The site of care is evolving to community-based care as part of a population health strategy. Oncology care as part of population health is a message that will likely dominate through the end of the decade, he said.
Knowledge of Specialty Drugs Must Improve
To better manage specialty pharmacy, employers must improve their knowledge of specialty drugs, because large gaps persist in this area. Although employer surveys show that employers understand the increasing costs of specialty drugs, they struggle to understand the difference in cost trends between drug coverage through pharmacy versus medical benefits, in addition to the criteria for coverage of specialty drugs through pharmacy versus medical benefits (Figure).
Employers are also concerned about the oncology pipeline and not being able to plan for the uncertain cost of newly approved drugs. The majority of this concern centers around aspects that employers cannot control, said Dr Vogenberg. Employers strongly agree that new and innovative solutions are needed to manage these drug costs.

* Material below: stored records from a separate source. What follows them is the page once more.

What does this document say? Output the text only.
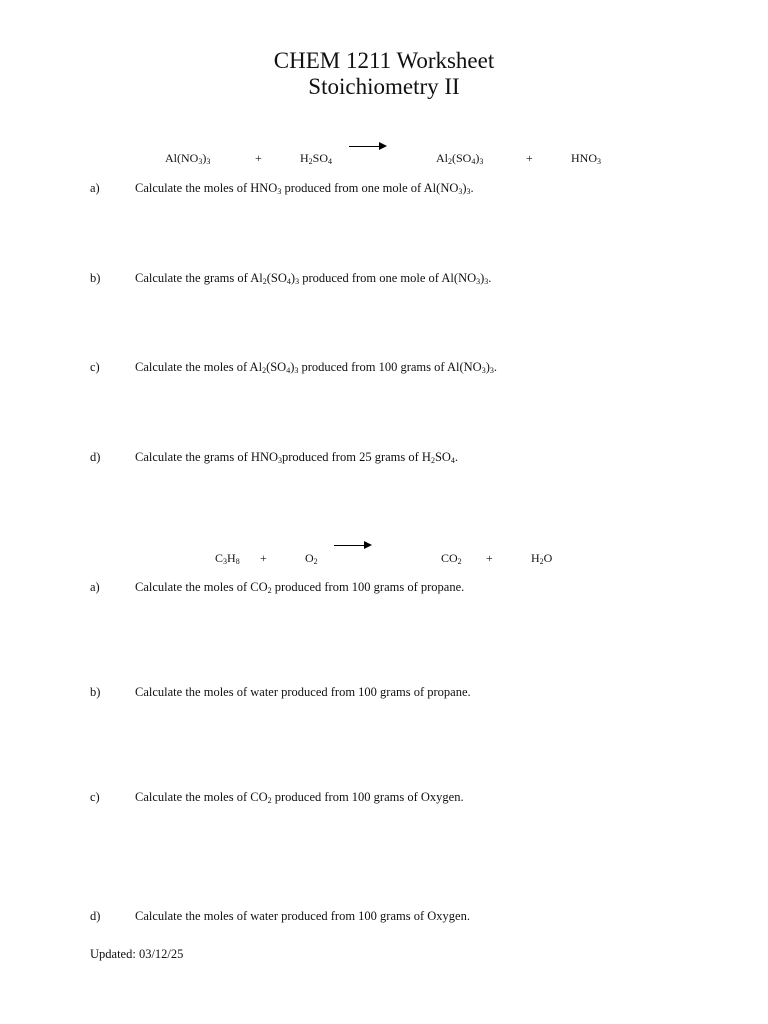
CHEM 1211 Worksheet
Stoichiometry II
$Al(NO_3)_3$	+	$H_2SO_4$	$Al_2(SO_4)_3$	+	$HNO_3$
a)	Calculate the moles of $HNO_3$ produced from one mole of $Al(NO_3)_3$.
b)	Calculate the grams of $Al_2(SO_4)_3$ produced from one mole of $Al(NO_3)_3$.
c)	Calculate the moles of $Al_2(SO_4)_3$ produced from 100 grams of $Al(NO_3)_3$.
d)	Calculate the grams of $HNO_3produced$ from 25 grams of $H_2SO_4$.
$C_3H_8$ +	$O_2$	$CO_2$ +	$H_2O$
a)	Calculate the moles of $CO_2$ produced from 100 grams of propane.
b)	Calculate the moles of water produced from 100 grams of propane.
c)	Calculate the moles of $CO_2$ produced from 100 grams of Oxygen.
d)	Calculate the moles of water produced from 100 grams of Oxygen.
Updated: 03/12/25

When employers consider effective patient outcome strategies, “the first thing they think about is how they finance their risk, or alternative risk financing, and actuarial design. Again, it requires an ability to look forward as opposed to looking backwards in designing your insurance benefit,” he said.
Other options that employers consider as effective patient outcome strategies include restricting access to care, such as through restricted coverage under the medical benefit; the use of exclusive or limited networks by the setting of care; and defined contracting terms. However, these options serve little purpose in advancing employers’ goals of improving health plan performance, Dr Vogenberg said.